In his post “How to Turn Tweets Into Ratings Points“, Zach Rosenberg outlines a formula to convert tweets into some form of T.R.P. equivalent. It goes something like this:
Number of Tweets x Average # of Twitter Followers x % seeing the tweet x Frequency / Twitter Universe x Premium (due to self-selection) = T.R.P..
Zach’s “real-world example” uses the following: 200,000 Tweets about a TV show result in a T.R.P. of 65 points. There’s a catch with this, though – Most of Zach’s “formula” consists of assumptions:
- Average # of Twitter Followers – Zach assumes this is 136.
- % seeing the tweet – Zach assumes this is 5%.
- Frequency – Zach assumes this is 1.
- Premium (due to self-selection) – Zach assumes this is 10.
Normally I’d be excited about every effort to develop a cross-media metric – digital marketers need cross-media metrics to compare, plan, and allocate budget across media. This isn’t a cross-media metric though – it’s a formula that Zach created. Formulas are great – when they give us metrics that have value. Calculated metrics like Zach’s are valuable when they serve one of two purposes:
- Reflect the real world. If a calculated metric does a better job of reflecting the real world than the standard metrics you have available to you, then it is useful.

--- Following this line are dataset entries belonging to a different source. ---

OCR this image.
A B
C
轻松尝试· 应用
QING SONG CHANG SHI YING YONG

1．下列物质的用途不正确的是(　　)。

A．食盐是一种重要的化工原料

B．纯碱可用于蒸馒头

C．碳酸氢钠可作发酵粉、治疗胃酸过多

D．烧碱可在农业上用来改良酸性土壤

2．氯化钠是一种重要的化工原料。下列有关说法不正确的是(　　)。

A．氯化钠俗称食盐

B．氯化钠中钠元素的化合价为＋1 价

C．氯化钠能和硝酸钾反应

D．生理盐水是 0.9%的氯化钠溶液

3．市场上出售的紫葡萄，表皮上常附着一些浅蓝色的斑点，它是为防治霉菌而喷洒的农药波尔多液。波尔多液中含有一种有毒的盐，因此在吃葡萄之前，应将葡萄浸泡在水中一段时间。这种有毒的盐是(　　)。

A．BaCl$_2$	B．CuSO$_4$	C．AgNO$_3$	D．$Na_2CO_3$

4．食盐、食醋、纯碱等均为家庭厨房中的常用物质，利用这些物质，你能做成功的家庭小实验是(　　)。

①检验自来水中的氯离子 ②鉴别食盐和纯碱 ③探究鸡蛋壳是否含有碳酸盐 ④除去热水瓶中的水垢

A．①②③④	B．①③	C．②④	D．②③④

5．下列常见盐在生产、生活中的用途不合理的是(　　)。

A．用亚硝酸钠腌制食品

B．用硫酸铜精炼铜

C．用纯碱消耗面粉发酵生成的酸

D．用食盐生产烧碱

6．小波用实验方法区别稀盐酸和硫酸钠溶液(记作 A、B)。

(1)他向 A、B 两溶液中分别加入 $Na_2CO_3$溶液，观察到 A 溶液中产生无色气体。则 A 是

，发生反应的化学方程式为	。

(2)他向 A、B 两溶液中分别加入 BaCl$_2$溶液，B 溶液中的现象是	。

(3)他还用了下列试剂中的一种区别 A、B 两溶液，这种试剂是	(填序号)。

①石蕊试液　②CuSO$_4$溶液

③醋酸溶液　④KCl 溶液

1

- Predict the future. If a calculated metric is a leading indicator of your business or project, it can predict the future, and it’s worth calculating it. For instance, Twitter “moods” can predict the movement of the Dow Jones Industrial Average, up to six days in advance.
You need evidence to prove that a calculated metric (especially this one, where every input is constant) actually reflects the real world or predicts the future. There is a simple (not easy, just simple) way to do so:
Study what would have happened in the past with your metric, and compare it against the actual results.
Here’s how you would do that:
- Calculate the metric for several historical events, in this case TV shows. The more outside factors that could be “correlation not causation” for the outcome you’re interested in, the more calculations you’ll need to do. A good rule of thumb is to use 15 events for every outside factor, plus 15 for your metric.
- Collect the data on the outside factors that relate to the events you’re measuring.
- Compare the results of your calculated metric to the outcomes you’re trying to predict, controlling for the outside factors. You can do this using a formula, but you’re best off with a linear (or non-linear) regression.
So here’s what gets me about Zach’s formula – there’s no evidence that it connects to any outcomes that we’re interested in. The work involved in developing metrics is not in the formula creation, it’s in proving whether or not the formula is useful. If the formula’s not useful, why use it?
All of this points to the differences between deductive and inductive reasoning:
- Deductive Reasoning: The conclusion follows directly from the premises.
- Inductive Reasoning: The conclusion is supported by the premises, but doesn’t necessarily follow from them.
Zach’s formula is inductive, not deductive. Someone who is interested in the formula should do the work to assess if that number of tweets is a reasonable equivalent to the TV T.R.P.s. Awareness and Recall surveys are good tools to start with, as most traditional media metrics have been heavily influenced by survey usage.